Mer. Feb 8th, 2023

ROMA- Forse siamo ad un passo dalla chiusura, o forse Renzi prova ad accaparrarsi voti in vista del referendum e poi tutto rimane com’è. L’evidenza che si tratta di un’ennesima truffa ai danni di poveracci. Il dato certo che i soldi taglieggiati ai cittadini la stessa società di riscossione spende in quantità sproporzionate. Da gennaio a giugno di quest’anno la società pubblica di riscossione ha siglato contratti per un totale di oltre 62 milioni di euro. Va detto che dall’elenco ci sono spese indubbiamente essenziali come le convenzioni per il servizio postale o quello per la vigilanza armata e notturna. Ma altre fanno veramente ridere.

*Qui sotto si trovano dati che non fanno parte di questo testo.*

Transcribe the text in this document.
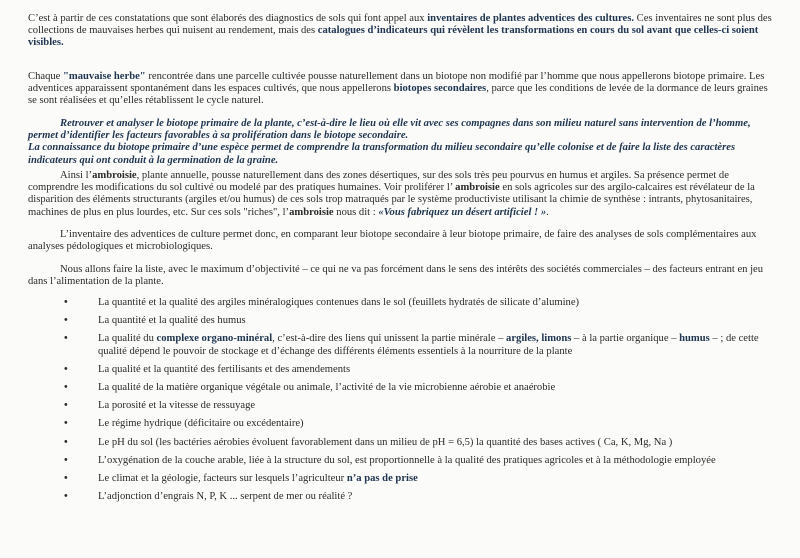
C’est à partir de ces constatations que sont élaborés des diagnostics de sols qui font appel aux inventaires de plantes adventices des cultures. Ces inventaires ne sont plus des collections de mauvaises herbes qui nuisent au rendement, mais des catalogues d’indicateurs qui révèlent les transformations en cours du sol avant que celles-ci soient visibles.

Chaque "mauvaise herbe" rencontrée dans une parcelle cultivée pousse naturellement dans un biotope non modifié par l’homme que nous appellerons biotope primaire. Les adventices apparaissent spontanément dans les espaces cultivés, que nous appellerons biotopes secondaires, parce que les conditions de levée de la dormance de leurs graines se sont réalisées et qu’elles rétablissent le cycle naturel.

Retrouver et analyser le biotope primaire de la plante, c’est-à-dire le lieu où elle vit avec ses compagnes dans son milieu naturel sans intervention de l’homme, permet d’identifier les facteurs favorables à sa prolifération dans le biotope secondaire.
La connaissance du biotope primaire d’une espèce permet de comprendre la transformation du milieu secondaire qu’elle colonise et de faire la liste des caractères indicateurs qui ont conduit à la germination de la graine.

Ainsi l’ambroisie, plante annuelle, pousse naturellement dans des zones désertiques, sur des sols très peu pourvus en humus et argiles. Sa présence permet de comprendre les modifications du sol cultivé ou modelé par des pratiques humaines. Voir proliférer l’ ambroisie en sols agricoles sur des argilo-calcaires est révélateur de la disparition des éléments structurants (argiles et/ou humus) de ces sols trop matraqués par le système productiviste utilisant la chimie de synthèse : intrants, phytosanitaires, machines de plus en plus lourdes, etc. Sur ces sols "riches", l’ambroisie nous dit : «Vous fabriquez un désert artificiel ! ».

L’inventaire des adventices de culture permet donc, en comparant leur biotope secondaire à leur biotope primaire, de faire des analyses de sols complémentaires aux analyses pédologiques et microbiologiques.

Nous allons faire la liste, avec le maximum d’objectivité – ce qui ne va pas forcément dans le sens des intérêts des sociétés commerciales – des facteurs entrant en jeu dans l’alimentation de la plante.

•	La quantité et la qualité des argiles minéralogiques contenues dans le sol (feuillets hydratés de silicate d’alumine)
•	La quantité et la qualité des humus
•	La qualité du complexe organo-minéral, c’est-à-dire des liens qui unissent la partie minérale – argiles, limons – à la partie organique – humus – ; de cette qualité dépend le pouvoir de stockage et d’échange des différents éléments essentiels à la nourriture de la plante
•	La qualité et la quantité des fertilisants et des amendements
•	La qualité de la matière organique végétale ou animale, l’activité de la vie microbienne aérobie et anaérobie
•	La porosité et la vitesse de ressuyage
•	Le régime hydrique (déficitaire ou excédentaire)
•	Le pH du sol (les bactéries aérobies évoluent favorablement dans un milieu de pH = 6,5) la quantité des bases actives ( Ca, K, Mg, Na )
•	L’oxygénation de la couche arable, liée à la structure du sol, est proportionnelle à la qualité des pratiques agricoles et à la méthodologie employée
•	Le climat et la géologie, facteurs sur lesquels l’agriculteur n’a pas de prise
•	L’adjonction d’engrais N, P, K ... serpent de mer ou réalité ?
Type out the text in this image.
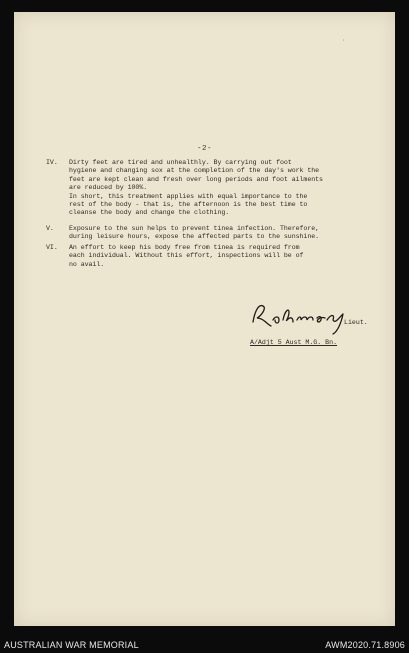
·
-2-
IV.	Dirty feet are tired and unhealthly. By carrying out foot
hygiene and changing sox at the completion of the day's work the
feet are kept clean and fresh over long periods and foot ailments
are reduced by 100%.
In short, this treatment applies with equal importance to the
rest of the body - that is, the afternoon is the best time to
cleanse the body and change the clothing.
V.	Exposure to the sun helps to prevent tinea infection. Therefore,
during leisure hours, expose the affected parts to the sunshine.
VI.	An effort to keep his body free from tinea is required from
each individual. Without this effort, inspections will be of
no avail.
Lieut.
A/Adjt 5 Aust M.G. Bn.
AUSTRALIAN WAR MEMORIAL	AWM2020.71.8906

Dal lungo elenco della società e riportato dalla Notizia si trovano spese di falegnameria di 700mila euro per rinnovare sportelli che, forse, tra qualche mese non esistono più. Divise nuove comprate dalla società, sia in versione standard che in versione estiva per Equitalia Sud (spesa da 3.500 euro). C’è anche una sedia ergonomica per qualche dirigente che ama lavorare comodo, più un’altra fornitura di “sedute operative da lavoro” per altri 22mila euro. Spazio, c’è anche per servizi di trasporto e facchinaggio, come quello in Sardegna, per il quale si spenderanno 167mila euro per un servizio che prevede anche l’attività di reception. Senza dimenticare i servizi di pulizia, sempre in Sardegna, per altri 120mila euro. Poi ci sono le solite agenzia di stampa e ecco  a l’Ansa andrà una commessa da 10mila euro. Nel lungo groviglio delle spese sostenute per Equitalia, ovviamente, non potevano mancare quelle per sfamare i tanti dipendenti della società di riscossione. E infatti, in sei mesi, sono stati sottoscritti contratti (tramite convenzioni Consip) per oltre 10 milioni di euro in buoni pasto. A cui si aggiungono i 757mila euro per la gestione del servizio ristorazione presso le sede centrale di Equitalia spa. Curioso, poi, che ad aggiudicarsi alcune spese sia proprio l’Agenzia delle Entrate, che detiene come si sa il 51% della società di riscossione (il restante 49% è dell’Inps). Per dire: sono le Entrate a occuparsi della “rassegna stampa audio video”. Per una spesa di 101mila euro.